When did I start looking longer into mirrors? (Probably some point after I was sharing one single-sink bathroom with my five younger siblings and my parents?) And when did I start looking so critically at my face, through the decades-long process of adolescent acne, adult feature formation, temporary pregnancy melasma, thirty-something bonus acne (far more inflamed and expansive than the first time), permanent forty-something melasma, and now all the etchings and softening of a 50s face?

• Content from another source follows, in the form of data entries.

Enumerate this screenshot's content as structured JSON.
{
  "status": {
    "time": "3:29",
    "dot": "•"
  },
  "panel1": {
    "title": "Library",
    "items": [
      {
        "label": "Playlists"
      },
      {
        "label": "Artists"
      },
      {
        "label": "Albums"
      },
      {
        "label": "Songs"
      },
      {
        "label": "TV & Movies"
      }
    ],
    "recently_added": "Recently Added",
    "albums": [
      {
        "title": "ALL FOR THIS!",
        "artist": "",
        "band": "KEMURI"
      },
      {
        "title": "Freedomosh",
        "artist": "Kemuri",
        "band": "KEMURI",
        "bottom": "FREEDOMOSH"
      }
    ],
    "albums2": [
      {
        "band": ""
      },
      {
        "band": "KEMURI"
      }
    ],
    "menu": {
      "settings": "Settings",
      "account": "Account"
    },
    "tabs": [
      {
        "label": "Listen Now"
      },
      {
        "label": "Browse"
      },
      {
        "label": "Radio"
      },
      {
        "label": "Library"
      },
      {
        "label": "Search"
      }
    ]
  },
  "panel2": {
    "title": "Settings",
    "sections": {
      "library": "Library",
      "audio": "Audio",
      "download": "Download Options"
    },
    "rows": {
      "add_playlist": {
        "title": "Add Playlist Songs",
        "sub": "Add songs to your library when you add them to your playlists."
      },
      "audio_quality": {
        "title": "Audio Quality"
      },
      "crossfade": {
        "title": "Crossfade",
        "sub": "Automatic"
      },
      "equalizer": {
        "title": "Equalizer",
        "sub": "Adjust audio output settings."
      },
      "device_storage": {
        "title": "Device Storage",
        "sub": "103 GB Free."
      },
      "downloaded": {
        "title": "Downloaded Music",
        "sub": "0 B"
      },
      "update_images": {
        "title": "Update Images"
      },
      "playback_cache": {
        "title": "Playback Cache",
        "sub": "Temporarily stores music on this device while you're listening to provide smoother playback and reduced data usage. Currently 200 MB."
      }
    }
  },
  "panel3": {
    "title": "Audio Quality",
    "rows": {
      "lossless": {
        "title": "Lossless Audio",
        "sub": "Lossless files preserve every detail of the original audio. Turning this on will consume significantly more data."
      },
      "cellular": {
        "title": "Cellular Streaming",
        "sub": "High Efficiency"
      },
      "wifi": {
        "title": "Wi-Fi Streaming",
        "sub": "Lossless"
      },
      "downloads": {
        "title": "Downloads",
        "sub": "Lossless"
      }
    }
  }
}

But this is what I’ve decided: I am, simultaneously, as old as I’ve ever been and younger than I’ll ever be again. I can look at my face from the perspective of the ages I once was (perhaps bemoaning the loss of smooth fleshiness), or I can consider my face from the perspective of the ages I may—by the grace of God—become. The tricky thing about this, of course, is that I’ve already seen the ages I’ve been (even if my sight was filtered through my own prejudicial and ungrateful eyes), whereas the ages I will grow into—and the marks they will make—remain somewhat a mystery. I can see my face as a map of my life: Look at that old scar reappear as I lose the plumpness of youth—remember when I was clipped by that metal swing?! (Any closer to my left eye, and I would have been blinded there.) Look at where the glorious and welcome sunshine landed, over and over! Look at the evidence of all the smiles, all the concerns, all there to witness this gift of these years! My body and my face will continue to shrink even as my life grows more full of beloveds and experiences and understanding, until when I’m in my early 100s—God willing—I’ll look like one of those dolls we crafted in elementary school in the late 1970s, the dolls with the dried-apple faces, the flesh shrunken around their sparkling pin eyes, wizened under their sparse yarn hair. I’m so young compared to her! There’s still so much to learn, to become, to do—all away from the mirror.